The observed behaviour results from the combination of two things: Properties of the random numbers to be generated, and the way Python hashes floats.

a. It is correct and desired that random.random() does not generate all possible, i.e. representable, values of data type float. In fact, it practically will produce a small subset only, in order to deliver a uniform distribution.

Technically, a random generator may produce a fix point value with 53 binary digits (and just convert them to the float format without loss of information). The resulting 2^53 numbers are spread out uniformly In the interval [0, 1[. Select each of them with the same likelihood and you'll have uniformly distributed random numbers (see also https://github.com/python/cpython/blob/9d38120e335357a3b294277fd5eff0a10e46e043/Lib/random.py#L822).

The float format in turn can represent many more different values, in particular within the interval [0, 2^(-53)[. This is a very small portion of [0, 1[ only, but most representable float values within [0, 1[ will be found within this small interval, e.g. all the values with any mantissa and exponents between -54 and -1023. (In theory, a generator of uniformly distributed numbers could be allowed to produce any of these small values as well, but with correspondingly small likelihood and you just may never observe any of these.)

b. Python's hashing algorithm for floats maps integer and fraction part bits to an 64 bit int value, virtually by using shift and or operations.

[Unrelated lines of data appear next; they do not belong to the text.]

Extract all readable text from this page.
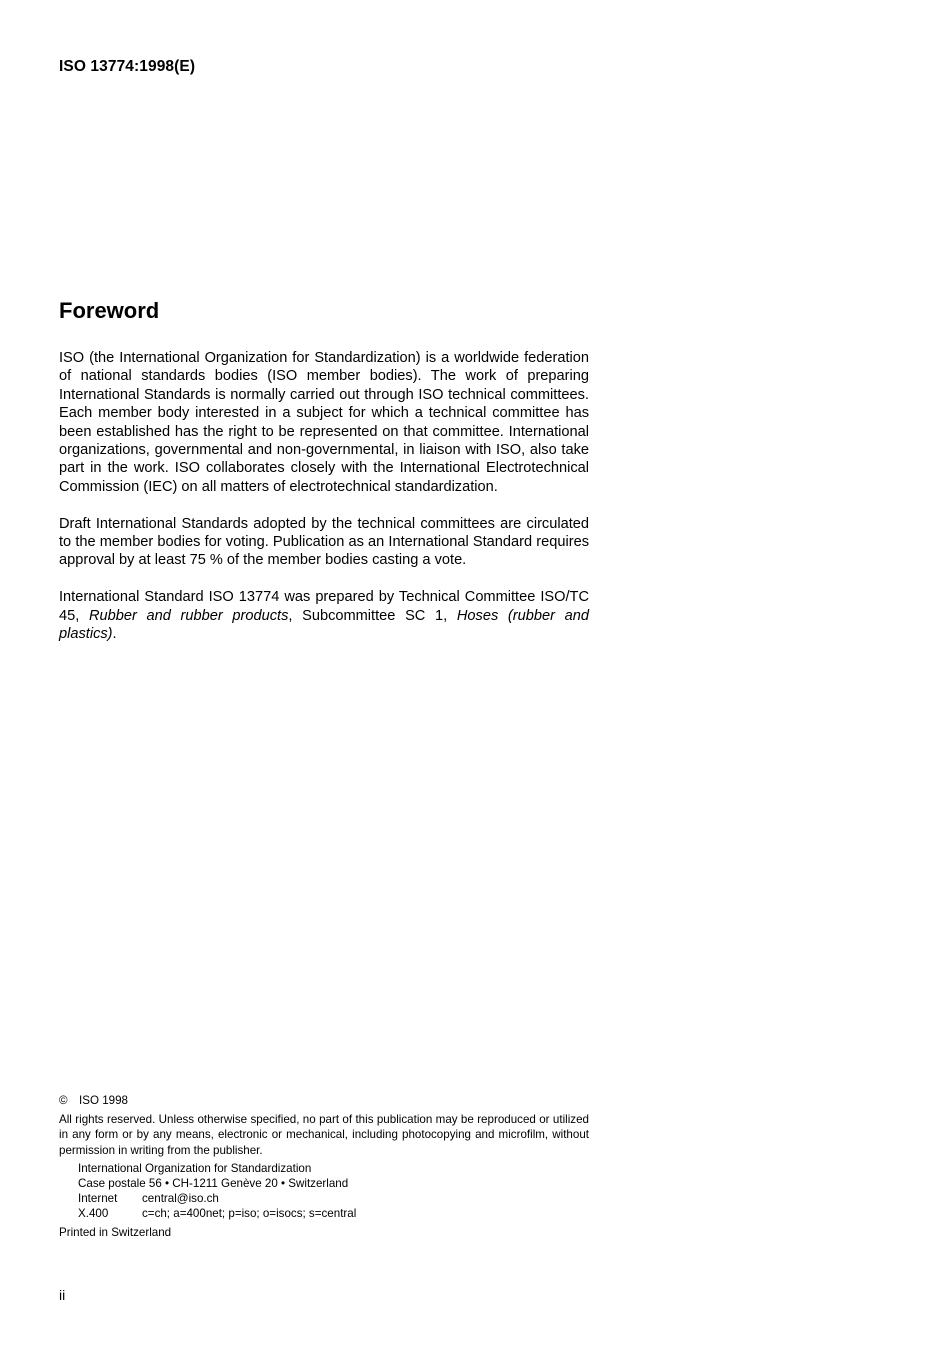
ISO 13774:1998(E)
Foreword

ISO (the International Organization for Standardization) is a worldwide federation of national standards bodies (ISO member bodies). The work of preparing International Standards is normally carried out through ISO technical committees. Each member body interested in a subject for which a technical committee has been established has the right to be represented on that committee. International organizations, governmental and non-governmental, in liaison with ISO, also take part in the work. ISO collaborates closely with the International Electrotechnical Commission (IEC) on all matters of electrotechnical standardization.

Draft International Standards adopted by the technical committees are circulated to the member bodies for voting. Publication as an International Standard requires approval by at least 75 % of the member bodies casting a vote.

International Standard ISO 13774 was prepared by Technical Committee ISO/TC 45, Rubber and rubber products, Subcommittee SC 1, Hoses (rubber and plastics).

© ISO 1998
All rights reserved. Unless otherwise specified, no part of this publication may be reproduced or utilized in any form or by any means, electronic or mechanical, including photocopying and microfilm, without permission in writing from the publisher.
International Organization for Standardization
Case postale 56 • CH-1211 Genève 20 • Switzerland
Internet	central@iso.ch
X.400	c=ch; a=400net; p=iso; o=isocs; s=central
Printed in Switzerland
ii
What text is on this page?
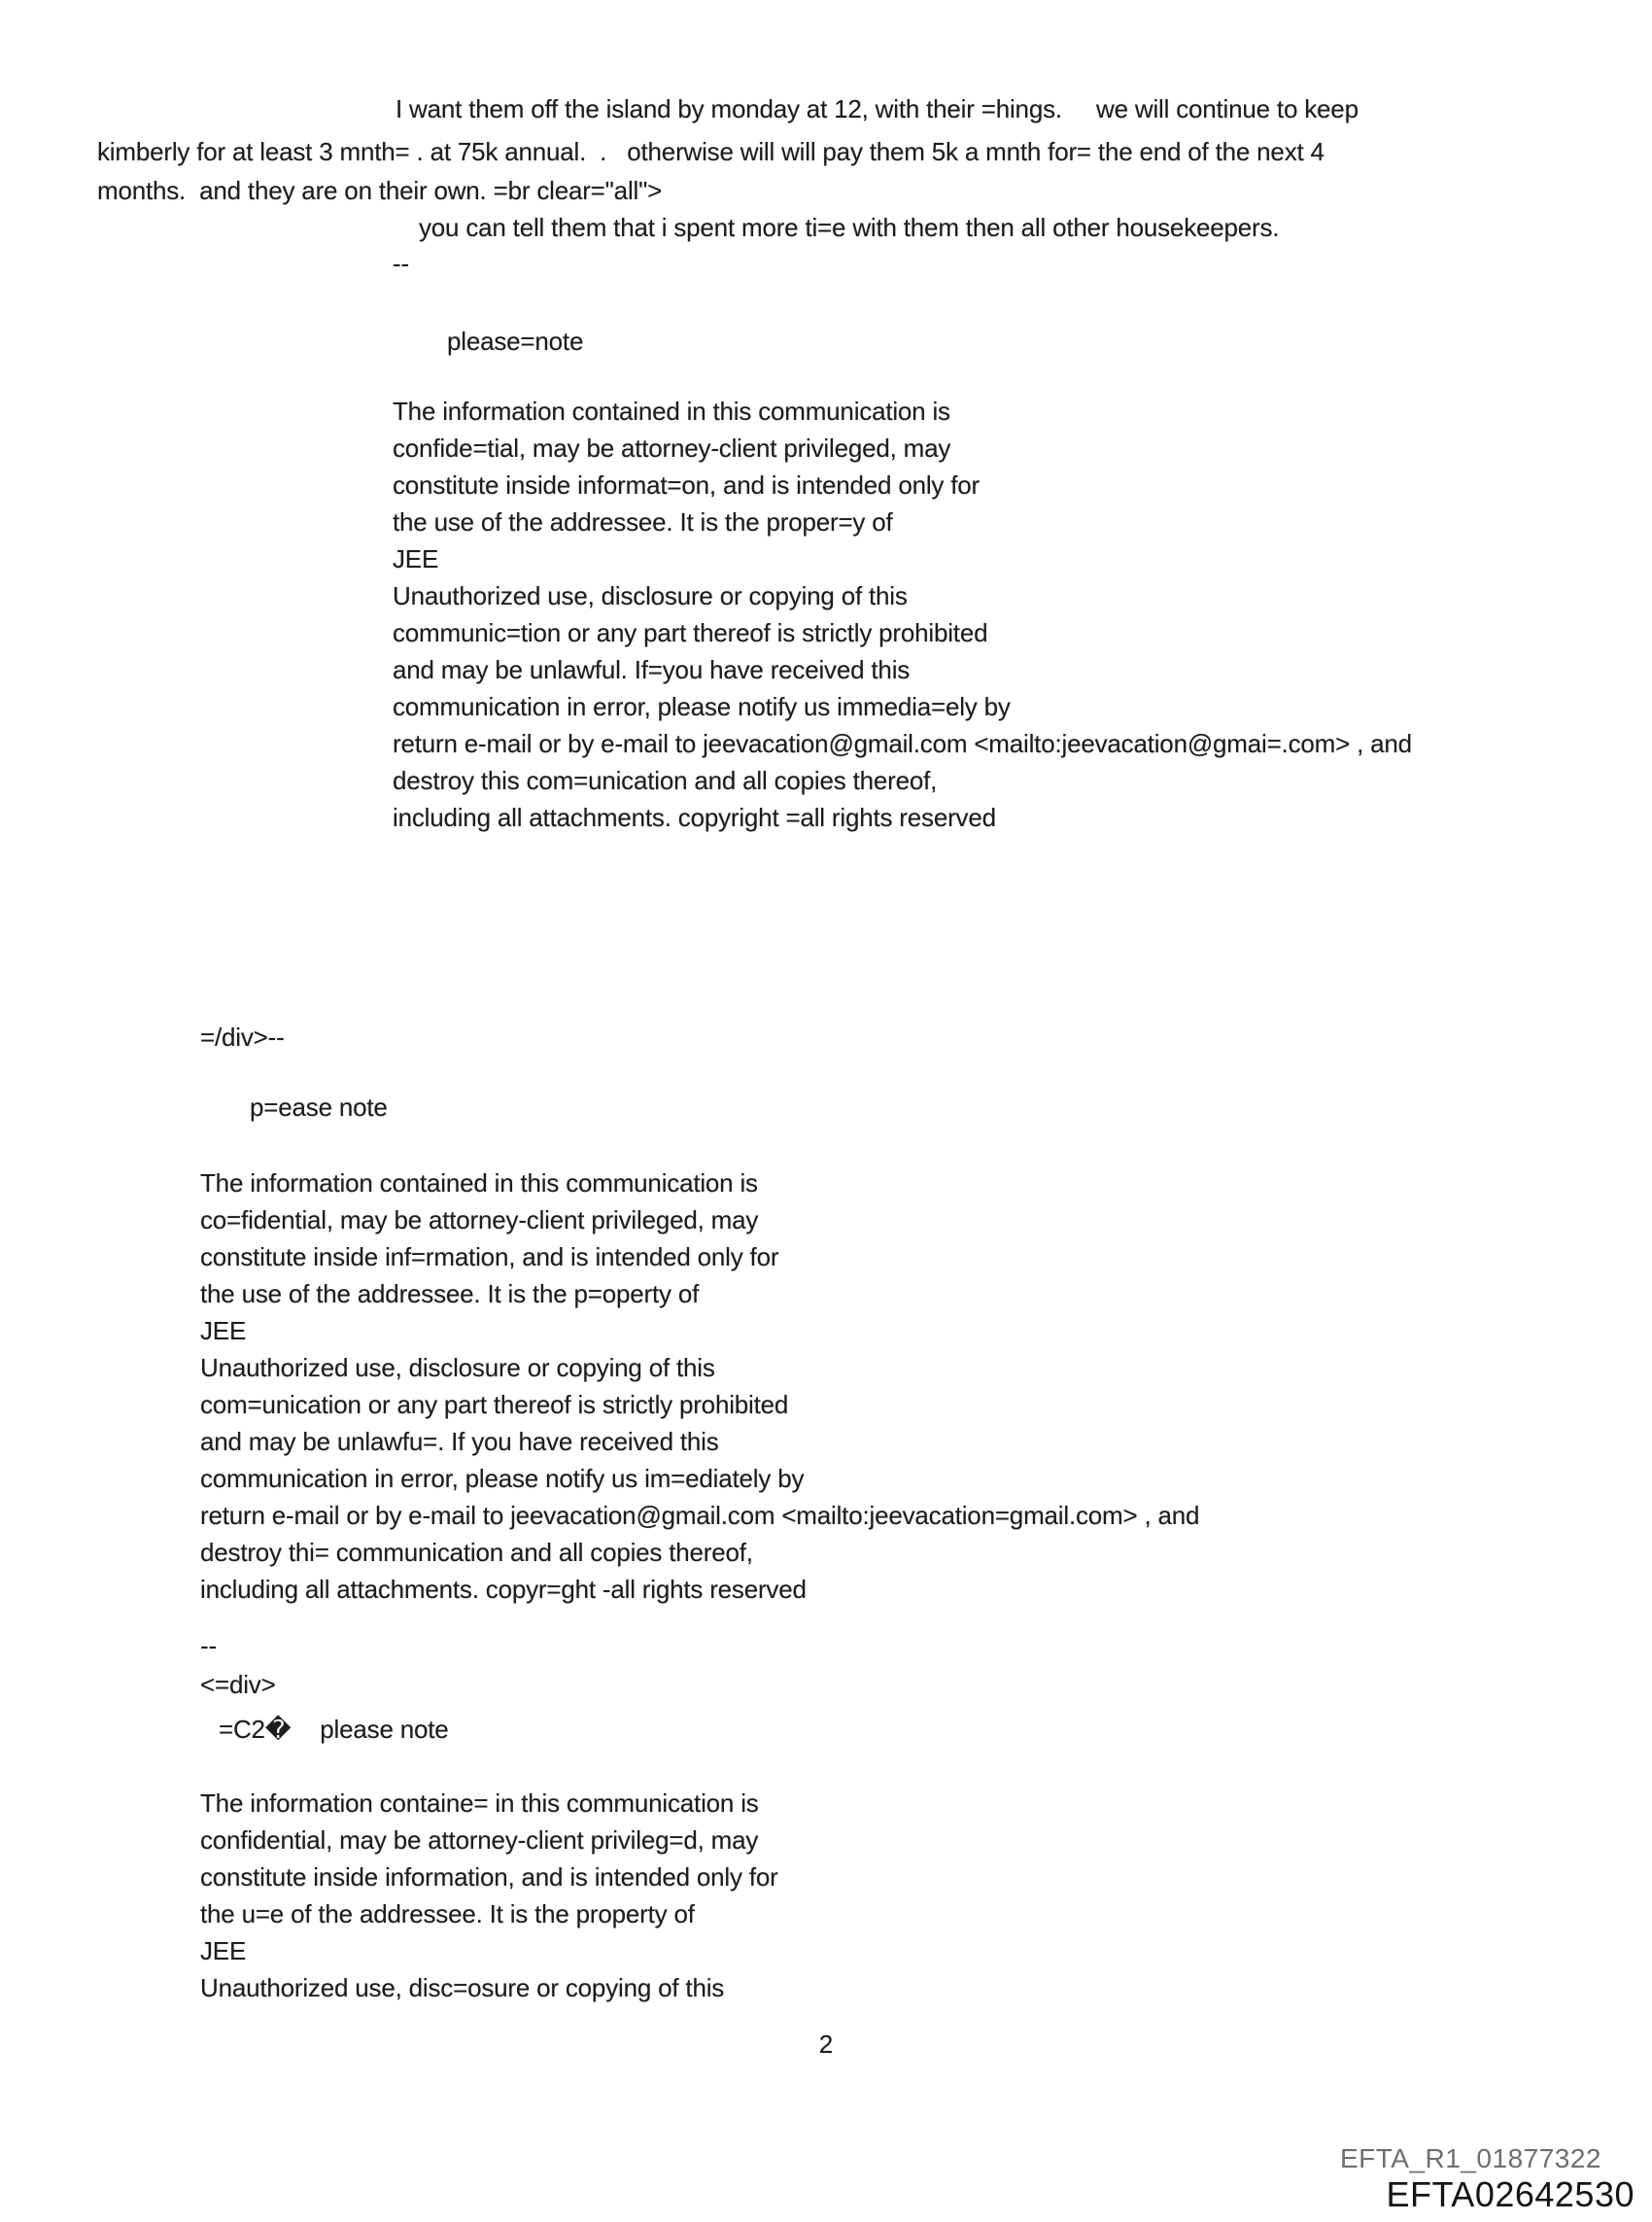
I want them off the island by monday at 12, with their =hings.     we will continue to keep
kimberly for at least 3 mnth= . at 75k annual.  .   otherwise will will pay them 5k a mnth for= the end of the next 4
months.  and they are on their own. =br clear="all">
you can tell them that i spent more ti=e with them then all other housekeepers.
--
please=note
The information contained in this communication is
confide=tial, may be attorney-client privileged, may
constitute inside informat=on, and is intended only for
the use of the addressee. It is the proper=y of
JEE
Unauthorized use, disclosure or copying of this
communic=tion or any part thereof is strictly prohibited
and may be unlawful. If=you have received this
communication in error, please notify us immedia=ely by
return e-mail or by e-mail to jeevacation@gmail.com <mailto:jeevacation@gmai=.com> , and
destroy this com=unication and all copies thereof,
including all attachments. copyright =all rights reserved
=/div>--
p=ease note
The information contained in this communication is
co=fidential, may be attorney-client privileged, may
constitute inside inf=rmation, and is intended only for
the use of the addressee. It is the p=operty of
JEE
Unauthorized use, disclosure or copying of this
com=unication or any part thereof is strictly prohibited
and may be unlawfu=. If you have received this
communication in error, please notify us im=ediately by
return e-mail or by e-mail to jeevacation@gmail.com <mailto:jeevacation=gmail.com> , and
destroy thi= communication and all copies thereof,
including all attachments. copyr=ght -all rights reserved
--
<=div>
=C2� please note
The information containe= in this communication is
confidential, may be attorney-client privileg=d, may
constitute inside information, and is intended only for
the u=e of the addressee. It is the property of
JEE
Unauthorized use, disc=osure or copying of this
2
EFTA_R1_01877322
EFTA02642530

For random numbers based exclusively on digits with positional values 2^(-1) to 2^(-53) this results in hash values using exclusively bits number 8 to 60. Bits 0 to 7 and above 60 always remain 0.

The following program may just serve as an illustration which produces hash values identical to the built-in hash function:

def my_hash(x: float) -> int:
    num_bits = 61
    neg, x = x < 0, abs(x)
    # separate integer part (h) and fraction part (f)
    h = int(x)
    f = x - h
    # fold integer part to bits no. 0...num_bits-1, aligning 2^0 to bit 0.
    while h >= 2 ** num_bits:
        h = (h & (2 ** num_bits - 1)) ^ (h >> num_bits)
    # fold fraction part to bits no. 0...num_bits-1, aligning 2^-1 to bit num_bits-1.
    while f != 0:
        f *= 2 ** num_bits
        h ^= int(f)
        f -= int(f)
    return h if not neg else -h

Note that numbers outside the fix point scope described in a. above will well lead to non-zero digits bellow bit 8 as well.